The President’s Budget Fails to Support Economic Security for Students and Workers with Low Incomes
The Trump Administration’s proposed FY 2021 budget brings back into focus just who has been losing out under this administration, including people with low incomes, immigrant communities, and communities of color. The president’s budget would undermine the economic security of individuals with low incomes, including students and workers, by proposing to slash, cut, and/or eliminate critical federal student aid and workforce development programs.
The post-recession recovery has been disproportionately severe and uneven for individuals with low incomes, particularly people of color. While this administration touts “record low unemployment,” the tragic reality for many is that the economy is still not working for everyone. Researchers at Georgetown University estimate that 99 percent of jobs during the recovery have gone to workers with some college education. To make matters worse, housing prices continue to rise while wages stagnate. Many individuals with low incomes find themselves trapped in a cycle of poverty and are struggling to cover the cost of their basic needs.
A high-quality postsecondary credential can lead to family-sustaining economic mobility, including high-wage jobs with benefits. Students from households with low incomes are five times more likely to move out of poverty if they’ve earned a college degree. Yet the soaring cost of tuition, housing, child care, food, textbooks, transportation, and other basic living expenses, has made higher education less attainable for millions of students. Students of color, who comprise over 45 percent of undergraduate students, struggle to afford and complete a postsecondary education. For instance, African American students graduate with the highest amount of indebtedness, the lowest levels of attainment, and are employed at jobs with lower salary and benefits than their peers.
The higher education programs proposed for elimination in the president’s budget include the Federal Supplemental Educational Opportunity Grants (FSEOG), the Gaining Early Awareness and Readiness for Undergraduate Programs (GEAR-UP), the Public Service Loan Forgiveness program (PSLF), and Subsidized Stafford loans. This misguided budget slashes the Child Care Access Means Parents in School (CCAMPIS) program by more than 70 percent and Federal Work-Study by $680 million, which would result in those programs serving fewer than half of the students they did in 2020. The budget also freezes the maximum Pell Grant award. These targeted programs reach students in the lowest income brackets and support their journey into higher education and professional development. Eliminating these programs and reducing the funding for others would remove support for struggling borrowers and make college less accessible, affordable, and attainable.

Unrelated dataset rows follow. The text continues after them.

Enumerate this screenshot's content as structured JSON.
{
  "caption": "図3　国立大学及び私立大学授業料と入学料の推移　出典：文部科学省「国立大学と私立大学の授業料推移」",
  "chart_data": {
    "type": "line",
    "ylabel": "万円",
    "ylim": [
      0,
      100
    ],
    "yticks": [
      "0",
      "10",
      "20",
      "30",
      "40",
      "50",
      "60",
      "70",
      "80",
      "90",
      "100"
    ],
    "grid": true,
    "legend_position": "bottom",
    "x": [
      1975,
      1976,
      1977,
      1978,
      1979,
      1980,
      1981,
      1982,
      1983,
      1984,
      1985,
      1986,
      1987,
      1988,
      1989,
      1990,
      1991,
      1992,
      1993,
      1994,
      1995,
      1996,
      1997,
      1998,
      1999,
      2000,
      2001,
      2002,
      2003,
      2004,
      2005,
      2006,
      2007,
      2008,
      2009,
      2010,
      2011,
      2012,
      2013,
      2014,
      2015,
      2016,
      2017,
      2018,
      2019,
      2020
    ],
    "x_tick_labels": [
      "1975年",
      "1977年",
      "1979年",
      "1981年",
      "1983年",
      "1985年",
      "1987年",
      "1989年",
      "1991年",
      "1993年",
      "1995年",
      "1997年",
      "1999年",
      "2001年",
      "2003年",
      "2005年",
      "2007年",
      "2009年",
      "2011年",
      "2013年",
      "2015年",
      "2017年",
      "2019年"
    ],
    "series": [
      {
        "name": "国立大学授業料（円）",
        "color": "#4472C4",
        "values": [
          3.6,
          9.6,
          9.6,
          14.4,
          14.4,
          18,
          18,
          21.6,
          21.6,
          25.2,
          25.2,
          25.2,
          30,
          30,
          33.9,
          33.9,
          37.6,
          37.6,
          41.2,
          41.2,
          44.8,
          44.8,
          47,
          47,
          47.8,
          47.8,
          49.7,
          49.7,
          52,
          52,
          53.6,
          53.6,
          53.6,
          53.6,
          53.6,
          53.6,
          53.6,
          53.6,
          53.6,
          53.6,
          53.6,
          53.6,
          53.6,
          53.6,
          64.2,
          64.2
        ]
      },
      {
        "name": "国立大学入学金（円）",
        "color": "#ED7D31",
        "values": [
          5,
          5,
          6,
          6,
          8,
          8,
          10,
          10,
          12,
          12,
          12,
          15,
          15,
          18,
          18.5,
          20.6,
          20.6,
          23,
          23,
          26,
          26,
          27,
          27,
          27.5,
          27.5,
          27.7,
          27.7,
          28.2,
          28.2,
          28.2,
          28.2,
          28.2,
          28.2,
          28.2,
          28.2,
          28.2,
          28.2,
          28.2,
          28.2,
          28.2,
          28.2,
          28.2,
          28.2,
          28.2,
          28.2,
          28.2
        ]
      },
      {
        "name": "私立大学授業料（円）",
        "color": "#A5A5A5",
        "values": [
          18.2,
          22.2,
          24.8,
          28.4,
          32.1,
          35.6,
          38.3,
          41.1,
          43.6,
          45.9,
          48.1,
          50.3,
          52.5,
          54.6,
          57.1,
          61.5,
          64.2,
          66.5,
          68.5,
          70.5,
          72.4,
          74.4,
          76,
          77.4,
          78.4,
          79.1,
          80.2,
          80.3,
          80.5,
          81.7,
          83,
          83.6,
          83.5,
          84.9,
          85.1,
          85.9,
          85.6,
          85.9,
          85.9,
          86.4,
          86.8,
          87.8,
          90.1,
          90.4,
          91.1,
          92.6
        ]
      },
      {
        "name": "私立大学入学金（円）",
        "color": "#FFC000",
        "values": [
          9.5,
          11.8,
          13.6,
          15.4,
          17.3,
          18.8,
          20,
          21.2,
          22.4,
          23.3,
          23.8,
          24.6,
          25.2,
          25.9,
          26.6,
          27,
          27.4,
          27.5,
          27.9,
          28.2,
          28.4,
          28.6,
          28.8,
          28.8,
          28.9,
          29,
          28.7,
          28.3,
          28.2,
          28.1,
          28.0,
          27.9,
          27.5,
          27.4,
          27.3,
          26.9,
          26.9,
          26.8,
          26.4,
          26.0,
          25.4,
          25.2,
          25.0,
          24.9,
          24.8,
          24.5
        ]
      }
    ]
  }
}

Through a series of “consolidated grants,” the president’s budget would achieve the administration’s dangerous vision of less federal support for higher education. These grants consolidate separate funding streams, and, essentially, reduce their overall funding levels. For example, TRIO programs for student development and career support, as well as the College Assistance Migrant Program (CAMP) would be incorporated into one block grant, with $140 million less in funding.
Under the President’s proposed budget, the High School Equivalency Program (HEP) would also be consolidated into a new Elementary and Secondary Education for Disadvantaged Block Grant. HEP – CAMP programs have existed since 1967 and 1972 respectively and have helped students from migrant and seasonal and farmworker families earn their high school diploma and access and succeed in college. We are concerned that disinvestment and program consolidations of TRIO and HEP-CAMP programs would deny vital college readiness and postsecondary education opportunities to students of color, students with low incomes, and youth of migrant and seasonal farmworker families.
Similarly, the president’s budget proposes to eliminate or slash funding for critical workforce development programs. Since 2001, Congress has cut funding for the Workforce Innovation and Opportunity Act (WIOA) by 40 percent. By eliminating Indian and Native Americans Programs, Migrant and Seasonal Farmworkers, and the Community Service Employment for Older Americans programs, the president’s budget would make it more difficult for marginalized communities and older Americans to access high-quality job training programs and the services they need to succeed in the workforce.
We find the proposed expansion of the administration’s industry-recognized apprenticeships quite troubling. This parallel apprenticeship program lacks the standards of quality and protections of the existing Registered Apprenticeship program – a workforce development strategy that has demonstrated the strongest economic gains for participants for decades. Congress can and must reinvest in high-quality employment pathways for youth and adults with low incomes, especially marginalized populations that face the greatest obstacles in the economy.
Rather than slashing or consolidating federal programs designed to help students and workers with low incomes succeed in the workforce, economy, and beyond, this budget should work to expand college affordability and increase access to high-quality job training programs and employment opportunities for people with low incomes. Because this budget is a deliberate exclusion of marginalized youth and adults in America, Congress should reject the Trump budget and, instead, adequately fund federal student aid and workforce development programs to boost students and workers onto a path of economic and financial security and mobility.